Cité préhispanique et parc national de Palenque
Brève description
Exemple éminent de sanctuaire maya de l’époque classique, Palenque, qui connut son apogée entre le VIe et le VIIIe siècle, étendit son influence dans tout le bassin de l’Usumacinta. La technique et l’élégance de ses constructions, comme la légèreté de ses reliefs sculptés illustrant des thèmes mythologiques, témoignent du génie créateur de la civilisation maya.
Description longue
Palenque est un chef-d'œuvre absolu de l'art maya. Ses édifices se caractérisent par leur finesse et une légèreté qu'autorisaient de nouvelles techniques de construction et des méthodes de drainage développées pour permettre de réduire l'épaisseur de leurs murs. L'espace interne agrandi, les multiples ouvertures et le recours à des galeries confèrent une rare élégance à cette architecture richement décorée de sculptures et de stucs, d'un type entièrement nouveau. Son influence a été considérable dans tout le bassin de l'Usumacinta, et s'étendit même jusqu'à Comalcalco, aux confins occidentaux de la zone d'influence culturelle maya.

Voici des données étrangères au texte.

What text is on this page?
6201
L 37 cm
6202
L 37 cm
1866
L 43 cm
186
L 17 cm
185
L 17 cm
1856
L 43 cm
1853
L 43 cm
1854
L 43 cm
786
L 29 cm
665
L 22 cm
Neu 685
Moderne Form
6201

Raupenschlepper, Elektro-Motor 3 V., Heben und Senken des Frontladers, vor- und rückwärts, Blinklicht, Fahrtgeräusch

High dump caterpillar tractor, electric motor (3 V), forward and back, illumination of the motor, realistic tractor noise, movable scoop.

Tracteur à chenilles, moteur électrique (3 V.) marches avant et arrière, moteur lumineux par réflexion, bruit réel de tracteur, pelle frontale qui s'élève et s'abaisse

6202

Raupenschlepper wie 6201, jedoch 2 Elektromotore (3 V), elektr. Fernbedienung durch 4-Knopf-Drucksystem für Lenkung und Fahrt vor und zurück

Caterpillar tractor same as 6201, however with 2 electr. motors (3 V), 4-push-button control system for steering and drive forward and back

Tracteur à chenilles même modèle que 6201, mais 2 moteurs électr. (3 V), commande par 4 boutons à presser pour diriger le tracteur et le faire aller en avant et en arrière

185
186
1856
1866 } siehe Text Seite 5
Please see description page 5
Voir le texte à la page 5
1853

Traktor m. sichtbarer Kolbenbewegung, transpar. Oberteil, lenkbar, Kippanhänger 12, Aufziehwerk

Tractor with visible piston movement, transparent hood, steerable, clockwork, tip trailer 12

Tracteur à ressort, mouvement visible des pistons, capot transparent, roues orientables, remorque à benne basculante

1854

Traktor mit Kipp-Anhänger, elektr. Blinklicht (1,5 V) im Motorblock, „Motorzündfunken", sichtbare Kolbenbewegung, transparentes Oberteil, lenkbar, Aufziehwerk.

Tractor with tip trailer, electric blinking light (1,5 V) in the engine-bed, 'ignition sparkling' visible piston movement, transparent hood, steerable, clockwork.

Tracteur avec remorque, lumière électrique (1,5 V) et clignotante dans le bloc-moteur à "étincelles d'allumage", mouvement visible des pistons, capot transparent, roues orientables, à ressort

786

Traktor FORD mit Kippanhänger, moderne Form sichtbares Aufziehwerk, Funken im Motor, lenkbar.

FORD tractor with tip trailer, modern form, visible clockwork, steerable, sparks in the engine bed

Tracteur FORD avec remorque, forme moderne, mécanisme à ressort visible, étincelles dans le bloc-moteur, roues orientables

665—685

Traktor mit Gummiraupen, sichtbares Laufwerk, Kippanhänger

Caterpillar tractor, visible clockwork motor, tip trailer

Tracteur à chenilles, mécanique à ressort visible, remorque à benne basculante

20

Les traits saillants de la civilisation maya sont sa permanence (apparue au IVe siècle de notre ère, elle déclina vers le IXe siècle, mais survécut sous différentes formes jusqu'à la conquête espagnole), l'étendue considérable de son territoire (il comprenait de vastes zones de cinq pays, Honduras, El Salvador, Guatemala, Belize et Mexique), et la dispersion de ses structures politiques (une myriade de centre religieux disséminés dans un « empire » qui, à la différence de celui de Teotihuacán, ne connaissait pas de pouvoir centralisé). Tout cela se traduisit par une prodigieuse diversité de styles composant un art monumental fascinant. Ses manifestations architecturales d'une extrême originalité, à la fois puissantes et raffinées, suscitèrent l'admiration des conquistadores.
Situées au cœur de la jungle tropicale, les ruines de Palenque ne sont que le centre d'une immense ville qui s'étendait sur quelque 8 km2, et qui présente une physionomie extraordinaire. De gigantesques travaux de terrassement ont modifié la topographie naturelle du site, entre le piémont accidenté du Chiapas au sud/sud-est et les plaines au nord, en créant toute une hiérarchie de volumes et d'espaces, où terrasses et édifices s'équilibrent harmonieusement. L'Otulum, un affluent de l'Usumacinta, a été canalisé dans une ingénieuse galerie voûtée en encorbellement de 50 m de long, et traverse la ville. En dialecte maya, Otulum signifie « maisons fortifiées » : c'est peut-être une allusion à la ville dont nous ne connaissons pas le nom ancien, et dont l'histoire n'a été que partiellement révélée par les fouilles archéologiques.
Palenque, du nom que les Espagnols lui donnèrent, apparut entre le IIIe et le Ve siècle. Ses principaux monuments ont été édifiés entre 500 et 700, deux siècles qui correspondent à son apogée. Vers la fin du Xe siècle, les populations locales de la région du golfe de Mexico l'envahirent et entraînèrent son déclin et son abandon.
Le principal ensemble de la zone centrale est le Palacio. Construits au cours de différentes périodes sur un immense tertre artificiel façonné comme une pyramide tronquée, ses différents édifices s'organisent autour de quatre cours et sont dominés, à l'angle sud-ouest, par une sorte de tour de garde ou d'observatoire astronomique, unique dans toute l'architecture maya.
L'ensemble du Palacio est équilibré par le temple des Inscriptions, qui est plus vaste encore. Placé au sommet d'une pyramide située en contrebas du Palacio, il est construit au-dessus d'une crypte funéraire qui a été explorée en 1952.
Plus loin, d'autres magnifiques temples-pyramides sont en partie cachés par la végétation : au sud-est, les temples du Soleil, de la Croix et de la Croix feuillue ; au nord, le temple du Comte (ce nom absurde lui vient d'un archéologue, le baron Jean-Frédéric Waldeck, qui y vécut au XIXe siècle). De nombreux édifices occupent tout l'espace compris entre ces deux zones. Identifiés, parfois explorés, ils ont plus rarement été remontés après avoir été fouillés. Ce type de travail d'entretien des monuments de Palenque n'est pas antérieur à 1940.